Some weights of BertForSequenceClassification were not initialized from the model checkpoint at bert-base-uncased and are newly initialized: ['classifier.bias', 'classifier.weight']
You should probably TRAIN this model on a down-stream task to be able to use it for predictions and inference.


Epoch,Training Loss,Validation Loss
1,0.3124,0.312909
2,0.1804,0.248039
3,0.0388,0.330846



Evaluation Results: {'eval_loss': 0.24803878366947174, 'eval_runtime': 437.3916, 'eval_samples_per_second': 57.157, 'eval_steps_per_second': 7.145, 'epoch': 3.0}


In [20]:
from sklearn.metrics import accuracy_score, f1_score

# Get predictions on the test set
predictions = trainer.predict(tokenized_imdb['test'])
y_pred_bert = predictions.predictions.argmax(axis=-1)
y_true_bert = predictions.label_ids

# Calculate accuracy
bert_accuracy = accuracy_score(y_true_bert, y_pred_bert)

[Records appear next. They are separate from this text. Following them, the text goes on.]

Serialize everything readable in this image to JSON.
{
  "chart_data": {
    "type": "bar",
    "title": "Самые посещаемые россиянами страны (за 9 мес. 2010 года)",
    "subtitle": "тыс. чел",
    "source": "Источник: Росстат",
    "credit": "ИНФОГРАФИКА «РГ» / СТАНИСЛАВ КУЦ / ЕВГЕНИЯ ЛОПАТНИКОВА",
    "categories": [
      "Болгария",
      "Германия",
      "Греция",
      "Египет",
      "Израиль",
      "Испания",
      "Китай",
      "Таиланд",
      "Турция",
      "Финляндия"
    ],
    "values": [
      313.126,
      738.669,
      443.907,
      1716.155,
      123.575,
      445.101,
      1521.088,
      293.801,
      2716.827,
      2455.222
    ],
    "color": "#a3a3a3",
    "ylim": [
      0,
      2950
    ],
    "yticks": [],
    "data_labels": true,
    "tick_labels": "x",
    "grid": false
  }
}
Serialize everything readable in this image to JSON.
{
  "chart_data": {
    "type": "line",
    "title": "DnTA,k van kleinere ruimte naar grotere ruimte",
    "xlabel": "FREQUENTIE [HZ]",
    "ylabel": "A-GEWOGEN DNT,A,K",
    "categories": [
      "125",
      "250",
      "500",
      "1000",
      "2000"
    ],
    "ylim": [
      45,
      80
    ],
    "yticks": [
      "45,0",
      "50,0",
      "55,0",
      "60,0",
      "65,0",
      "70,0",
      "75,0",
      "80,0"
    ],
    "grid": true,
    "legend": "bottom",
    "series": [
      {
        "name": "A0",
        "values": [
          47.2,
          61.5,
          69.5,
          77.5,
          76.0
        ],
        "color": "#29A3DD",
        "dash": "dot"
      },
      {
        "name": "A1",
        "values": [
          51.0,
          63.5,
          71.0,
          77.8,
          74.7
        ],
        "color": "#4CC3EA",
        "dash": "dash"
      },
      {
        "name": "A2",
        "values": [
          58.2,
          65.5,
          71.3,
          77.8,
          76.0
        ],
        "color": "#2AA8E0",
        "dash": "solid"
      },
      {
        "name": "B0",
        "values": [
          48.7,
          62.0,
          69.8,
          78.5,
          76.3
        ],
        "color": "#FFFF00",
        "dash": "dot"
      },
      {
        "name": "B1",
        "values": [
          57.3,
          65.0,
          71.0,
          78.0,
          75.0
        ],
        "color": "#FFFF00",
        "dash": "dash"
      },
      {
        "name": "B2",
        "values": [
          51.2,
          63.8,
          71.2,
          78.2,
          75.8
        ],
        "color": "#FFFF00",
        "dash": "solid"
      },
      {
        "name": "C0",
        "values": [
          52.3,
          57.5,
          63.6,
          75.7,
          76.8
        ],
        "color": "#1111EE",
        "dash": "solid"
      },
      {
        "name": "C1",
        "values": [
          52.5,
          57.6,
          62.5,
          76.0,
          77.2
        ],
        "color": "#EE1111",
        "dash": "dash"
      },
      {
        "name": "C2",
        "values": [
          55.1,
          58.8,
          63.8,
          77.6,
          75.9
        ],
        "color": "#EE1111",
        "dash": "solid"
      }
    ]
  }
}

# Calculate F1-score (binary classification)
bert_f1 = f1_score(y_true_bert, y_pred_bert)

print("BERT Model Performance on IMDB Test Set:")
print(f"Accuracy: {bert_accuracy:.4f}")
print(f"F1-Score: {bert_f1:.4f}")

BERT Model Performance on IMDB Test Set:
Accuracy: 0.9336
F1-Score: 0.9344


In [None]:
# Save fine-tuned model + tokenizer after training
save_dir = "./bert_imdb_finetuned"
trainer.save_model(save_dir)          # saves model weights + config
tokenizer.save_pretrained(save_dir)   # saves tokenizer files

print(f"Saved fine-tuned model to: {save_dir}")

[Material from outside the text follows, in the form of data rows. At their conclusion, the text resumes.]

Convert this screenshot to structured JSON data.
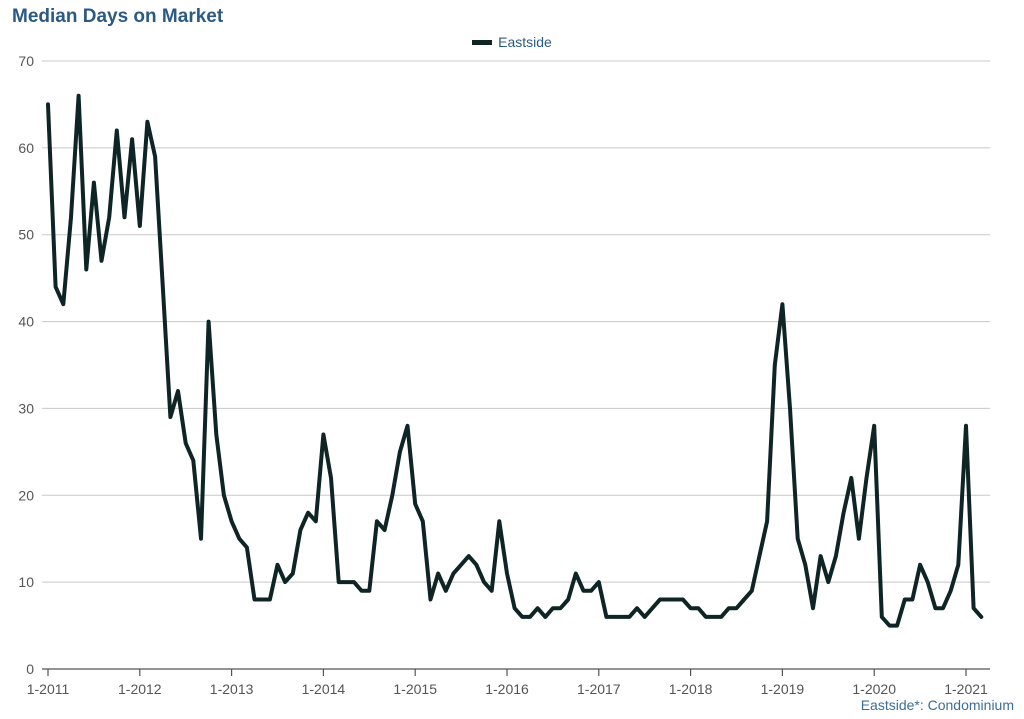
{
  "chart_data": {
    "type": "line",
    "title": "Median Days on Market",
    "xlabel": "",
    "ylabel": "",
    "ylim": [
      0,
      70
    ],
    "yticks": [
      0,
      10,
      20,
      30,
      40,
      50,
      60,
      70
    ],
    "grid": true,
    "legend_position": "top-center",
    "x_tick_labels": [
      "1-2011",
      "1-2012",
      "1-2013",
      "1-2014",
      "1-2015",
      "1-2016",
      "1-2017",
      "1-2018",
      "1-2019",
      "1-2020",
      "1-2021"
    ],
    "x_start": "1-2011",
    "x_end": "3-2021",
    "series": [
      {
        "name": "Eastside",
        "color": "#0f2424",
        "values": [
          65,
          44,
          42,
          52,
          66,
          46,
          56,
          47,
          52,
          62,
          52,
          61,
          51,
          63,
          59,
          44,
          29,
          32,
          26,
          24,
          15,
          40,
          27,
          20,
          17,
          15,
          14,
          8,
          8,
          8,
          12,
          10,
          11,
          16,
          18,
          17,
          27,
          22,
          10,
          10,
          10,
          9,
          9,
          17,
          16,
          20,
          25,
          28,
          19,
          17,
          8,
          11,
          9,
          11,
          12,
          13,
          12,
          10,
          9,
          17,
          11,
          7,
          6,
          6,
          7,
          6,
          7,
          7,
          8,
          11,
          9,
          9,
          10,
          6,
          6,
          6,
          6,
          7,
          6,
          7,
          8,
          8,
          8,
          8,
          7,
          7,
          6,
          6,
          6,
          7,
          7,
          8,
          9,
          13,
          17,
          35,
          42,
          30,
          15,
          12,
          7,
          13,
          10,
          13,
          18,
          22,
          15,
          22,
          28,
          6,
          5,
          5,
          8,
          8,
          12,
          10,
          7,
          7,
          9,
          12,
          28,
          7,
          6
        ]
      }
    ]
  },
  "footnote": "Eastside*: Condominium"
}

# Load for inference on a sample text
from transformers import AutoTokenizer, AutoModelForSequenceClassification
import torch

inf_tokenizer = AutoTokenizer.from_pretrained(save_dir)
inf_model = AutoModelForSequenceClassification.from_pretrained(save_dir)

device = torch.device("cuda" if torch.cuda.is_available() else "cpu")
inf_model.to(device)
inf_model.eval()

sample_text = "The movie was fantastic! I really loved it."

inputs = inf_tokenizer(
    sample_text,
    return_tensors="pt",
    truncation=True,
    padding=True,
    max_length=512,
).to(device)

with torch.no_grad():
    outputs = inf_model(**inputs)
    pred_id = outputs.logits.argmax(dim=-1).item()

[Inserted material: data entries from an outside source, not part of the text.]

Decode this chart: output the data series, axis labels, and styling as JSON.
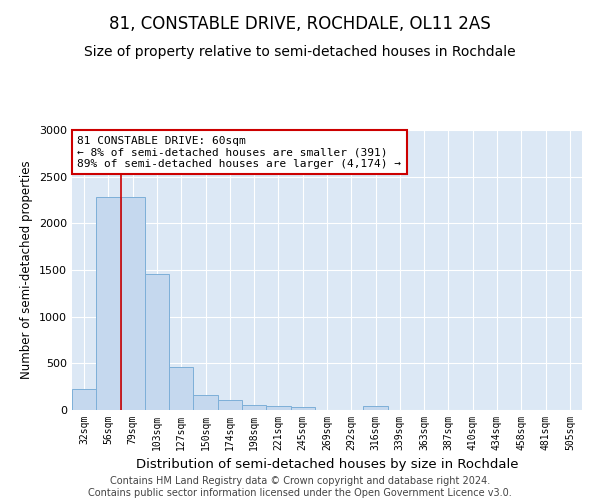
{
  "title": "81, CONSTABLE DRIVE, ROCHDALE, OL11 2AS",
  "subtitle": "Size of property relative to semi-detached houses in Rochdale",
  "xlabel": "Distribution of semi-detached houses by size in Rochdale",
  "ylabel": "Number of semi-detached properties",
  "categories": [
    "32sqm",
    "56sqm",
    "79sqm",
    "103sqm",
    "127sqm",
    "150sqm",
    "174sqm",
    "198sqm",
    "221sqm",
    "245sqm",
    "269sqm",
    "292sqm",
    "316sqm",
    "339sqm",
    "363sqm",
    "387sqm",
    "410sqm",
    "434sqm",
    "458sqm",
    "481sqm",
    "505sqm"
  ],
  "values": [
    220,
    2280,
    2280,
    1460,
    460,
    160,
    105,
    55,
    40,
    35,
    0,
    0,
    40,
    0,
    0,
    0,
    0,
    0,
    0,
    0,
    0
  ],
  "bar_color": "#c5d8ee",
  "bar_edge_color": "#7dafd8",
  "property_line_x": 1.5,
  "annotation_text": "81 CONSTABLE DRIVE: 60sqm\n← 8% of semi-detached houses are smaller (391)\n89% of semi-detached houses are larger (4,174) →",
  "annotation_box_color": "white",
  "annotation_box_edge_color": "#cc0000",
  "red_line_color": "#cc0000",
  "ylim": [
    0,
    3000
  ],
  "yticks": [
    0,
    500,
    1000,
    1500,
    2000,
    2500,
    3000
  ],
  "background_color": "#dce8f5",
  "grid_color": "#c0cfe0",
  "footer_text": "Contains HM Land Registry data © Crown copyright and database right 2024.\nContains public sector information licensed under the Open Government Licence v3.0.",
  "title_fontsize": 12,
  "subtitle_fontsize": 10,
  "xlabel_fontsize": 9.5,
  "ylabel_fontsize": 8.5,
  "annotation_fontsize": 8,
  "footer_fontsize": 7
}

label_map = {0: "negative", 1: "positive"}  # IMDB convention
print("Text:", sample_text)
print("Predicted label:", label_map[pred_id], f"(id={pred_id})")


Saved fine-tuned model to: ./bert_imdb_finetuned
Text: The movie was fantastic! I really loved it.
Predicted label: positive (id=1)


## End-to-end Sentiment Analysis Pipeline (Problem 1 + Problem 2)

This notebook implements two sentiment-analysis pipelines. In **Problem 1**, tweets are cleaned with `preprocess_text` (lowercasing, contraction expansion, removal of URLs/mentions/hashtags/punctuation, tokenization, and lemmatization). Each cleaned tweet is then converted into a fixed-length feature vector using `tweet_to_vector`, which averages **Google News Word2Vec** embeddings; this yields `tweet_vectors` / `X` with shape `(14640, 300)`. Labels are mapped to a 3-class target (`negative=-1`, `neutral=0`, `positive=1`) and a **multinomial Logistic Regression** model (`lr_classifier`) is trained on `X_train` and evaluated on `X_test` (accuracy stored in `accuracy`). In **Problem 2**, the **IMDB** dataset is tokenized with a BERT tokenizer and fine-tuned using `Trainer` with `BertForSequenceClassification`, producing strong test metrics (`bert_accuracy`, `bert_f1`).  

The design contrasts a lightweight, interpretable baseline (Word2Vec + LR) with a higher-capacity contextual model (BERT). Key challenges include compute and memory: loading Word2Vec and fine-tuning BERT are resource-intensive, so GPU usage (`device`) and checkpointing/smaller batch sizes help. Preprocessing choices must also avoid removing sentiment-bearing cues; validating cleaning steps and monitoring OOV rates mitigates this.

Note: couldn't upload bert_imdb_results and bert_imdb_finetuned folder due to file constraints of github.